Dampak lanjutan yang paling cepat terasa dari kenaikan harga minyak dan meningkatnya ketidakpastian global adalah pada nilai tukar (kurs) rupiah. Yusuf menjelaskan bahwa dalam situasi seperti ini, investor cenderung menarik dana dari pasar negara berkembang, termasuk Indonesia, untuk dialihkan ke aset safe haven seperti dolar Amerika Serikat (AS) atau emas. Pola ini, yang telah berulang kali terlihat dalam krisis global sebelumnya, secara langsung memicu volatilitas pasar mata uang dan menyebabkan pelemahan kurs rupiah.

Pelemahan rupiah ini kemudian akan membawa implikasi fiskal yang serius, terutama terhadap beban subsidi pemerintah.
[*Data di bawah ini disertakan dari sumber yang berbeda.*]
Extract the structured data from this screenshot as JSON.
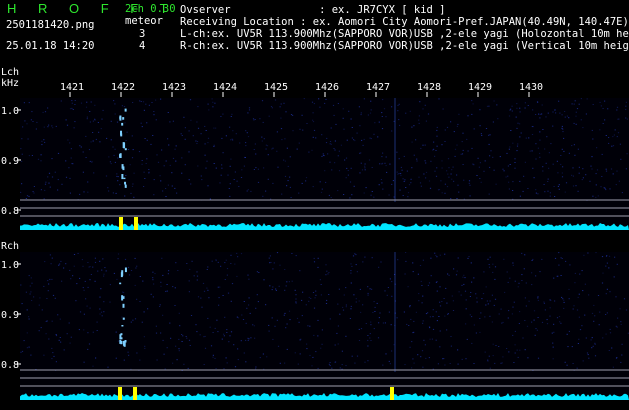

Ketika harga minyak dunia naik dan rupiah melemah, harga keekonomian Bahan Bakar Minyak (BBM) otomatis akan melonjak.

Jika pemerintah mempertahankan harga BBM bersubsidi seperti Pertalite dan Solar, selisih antara harga pasar dan harga jual harus ditanggung oleh Anggaran Pendapatan dan Belanja Negara (APBN) dalam bentuk tambahan subsidi energi.

"Artinya, ruang fiskal menjadi semakin sempit, dan ini bisa mengganggu prioritas anggaran lain seperti pembangunan infrastruktur, pendidikan, atau kesehatan," ucap Yusuf.

Situasi ini menimbulkan nuansa déjà vu terhadap dampak ekonomi yang terjadi di awal perang Rusia-Ukraina, di mana eskalasi konflik menyebabkan lonjakan tajam harga komoditas, ketidakpastian pasar keuangan, hingga tekanan berat terhadap subsidi energi nasional.

Yusuf menekankan, "Meskipun magnitudo konflik Iran-Israel saat ini belum sebesar invasi Rusia ke Ukraina, bukan berarti dampaknya bisa diremehkan. Justru karena sifat konflik ini berpotensi meluas di kawasan yang menjadi poros energi dunia, antisipasi harus tetap dilakukan secara serius."

Baca Juga: Benarkah Indonesia Paling Aman Jika Perang Dunia 3 Meletus? Analisa Mengejutkan Posisi RI Sebenarnya

Sebagai informasi, Anadolu Agency melaporkan bahwa harga minyak mentah telah melonjak 11 persen selama seminggu terakhir yang berakhir pada 19 Juni. Kenaikan ini dipicu oleh ketegangan geopolitik antara Israel dan Iran yang mencapai titik tertinggi baru, memicu kekhawatiran atas potensi gangguan pasokan dan perdagangan di Timur Tengah.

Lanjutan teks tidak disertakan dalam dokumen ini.